Since I want to make sure I understand all the contents so I am trying to solve many exercises for each chapter. Recently I came across the Ex 4.3 about LDA. It looks like a lot of online ESL notes do not cover this question. Maybe because it is not that difficult? Anyway, I spent sometime and work out a solution and decide to post it here to contribute back to the community. Please let me know if there is anything incorrect. You can leave a comment after this post.
All right, so the question is like this:
In the LDA, the linear discriminant function is defined as:
\[\delta_k = X^T\Sigma^{-1}\mu_k - \frac{1}{2}\mu_{k}^{T}\Sigma^{-1}\mu_{k} + \log{\pi_k}\]Here, the $\mu_{k}$, $\Sigma$, $\pi_{k}$ are defined as:
\[\mu_{k} = \frac{\sum_{g_i=k}Xi}{N_{k}} \\ \Sigma = \frac{\sum_{k}\sum_{g_i=k} (X_i - \mu_{k})^{T}(X_i - \mu_{k})}{N-K} \\ \pi_{k} = \frac{N_k}{N}\]So what Ex 4.3 says is the LDA discriminant function will be the same if you fit it with the original raw data or linear regressed data.
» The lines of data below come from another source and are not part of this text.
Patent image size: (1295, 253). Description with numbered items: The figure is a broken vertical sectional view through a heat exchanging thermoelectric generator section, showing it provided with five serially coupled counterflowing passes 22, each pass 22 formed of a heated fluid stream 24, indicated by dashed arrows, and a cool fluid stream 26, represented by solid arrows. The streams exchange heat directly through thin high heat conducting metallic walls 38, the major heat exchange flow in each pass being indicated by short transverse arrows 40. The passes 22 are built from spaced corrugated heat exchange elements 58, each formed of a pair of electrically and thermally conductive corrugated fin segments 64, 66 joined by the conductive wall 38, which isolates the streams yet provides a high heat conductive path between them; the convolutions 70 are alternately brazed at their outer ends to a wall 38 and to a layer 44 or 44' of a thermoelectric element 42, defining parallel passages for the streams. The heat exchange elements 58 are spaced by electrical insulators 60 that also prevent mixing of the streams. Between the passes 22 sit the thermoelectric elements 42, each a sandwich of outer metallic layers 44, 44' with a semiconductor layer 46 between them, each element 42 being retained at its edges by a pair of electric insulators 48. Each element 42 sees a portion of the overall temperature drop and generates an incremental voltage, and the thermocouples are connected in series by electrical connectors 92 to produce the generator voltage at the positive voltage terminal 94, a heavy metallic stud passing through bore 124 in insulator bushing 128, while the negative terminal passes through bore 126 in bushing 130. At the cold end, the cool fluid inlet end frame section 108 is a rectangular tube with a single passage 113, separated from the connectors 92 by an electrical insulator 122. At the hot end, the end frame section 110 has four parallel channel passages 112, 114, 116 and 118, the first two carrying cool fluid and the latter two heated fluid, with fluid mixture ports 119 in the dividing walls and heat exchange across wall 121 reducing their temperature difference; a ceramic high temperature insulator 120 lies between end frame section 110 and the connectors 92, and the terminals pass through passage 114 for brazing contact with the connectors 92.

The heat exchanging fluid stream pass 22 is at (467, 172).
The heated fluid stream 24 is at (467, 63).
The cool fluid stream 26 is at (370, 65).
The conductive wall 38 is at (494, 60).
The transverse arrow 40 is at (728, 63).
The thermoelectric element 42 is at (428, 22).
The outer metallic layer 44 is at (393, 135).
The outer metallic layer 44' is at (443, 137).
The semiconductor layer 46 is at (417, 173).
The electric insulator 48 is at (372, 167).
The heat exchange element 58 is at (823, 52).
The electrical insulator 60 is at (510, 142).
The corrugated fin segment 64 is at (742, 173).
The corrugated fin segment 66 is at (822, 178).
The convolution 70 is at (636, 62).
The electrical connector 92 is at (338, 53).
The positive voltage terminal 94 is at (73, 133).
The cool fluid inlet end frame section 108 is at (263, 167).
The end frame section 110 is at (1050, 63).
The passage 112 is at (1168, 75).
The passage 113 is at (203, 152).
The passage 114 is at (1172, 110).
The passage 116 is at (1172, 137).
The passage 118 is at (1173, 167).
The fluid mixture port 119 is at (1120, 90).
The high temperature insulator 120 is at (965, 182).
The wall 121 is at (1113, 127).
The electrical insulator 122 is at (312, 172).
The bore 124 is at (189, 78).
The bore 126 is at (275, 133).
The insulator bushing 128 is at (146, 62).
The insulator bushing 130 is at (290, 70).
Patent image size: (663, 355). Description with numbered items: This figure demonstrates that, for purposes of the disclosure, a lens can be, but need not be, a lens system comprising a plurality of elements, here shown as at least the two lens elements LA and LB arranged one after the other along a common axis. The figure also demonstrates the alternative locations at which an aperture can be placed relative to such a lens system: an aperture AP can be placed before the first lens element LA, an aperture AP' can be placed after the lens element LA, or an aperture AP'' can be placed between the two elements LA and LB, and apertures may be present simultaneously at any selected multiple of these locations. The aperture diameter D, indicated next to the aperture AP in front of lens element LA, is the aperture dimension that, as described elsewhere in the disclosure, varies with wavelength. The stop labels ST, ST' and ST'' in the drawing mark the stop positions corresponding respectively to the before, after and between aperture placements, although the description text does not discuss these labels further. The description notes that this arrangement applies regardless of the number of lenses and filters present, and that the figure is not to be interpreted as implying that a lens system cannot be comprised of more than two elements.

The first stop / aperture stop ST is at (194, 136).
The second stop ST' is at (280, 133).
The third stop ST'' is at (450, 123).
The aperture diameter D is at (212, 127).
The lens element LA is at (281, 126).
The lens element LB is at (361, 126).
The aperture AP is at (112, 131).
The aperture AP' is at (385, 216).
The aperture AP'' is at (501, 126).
Let’s start the proof process.
First, like what it said in the question, the fitted value is $\hat{Y}$:
\[\hat{Y} = X(X^TX)^{-1}X^TY = XB\]Therefore, the $\hat{y_i}$ has the relationship to the original $x_i$ as:
\[y_{i} = B^{T}x_{i}\]Next, let’s figure out if we use $\hat{Y}$ to calculate LDA, what do those parameter look like. First is $\pi_k$, using $X$ or $\hat{Y}$ does not change how many number of rows you have for each class. Therefore, $\pi’{k} = \pi{k}$.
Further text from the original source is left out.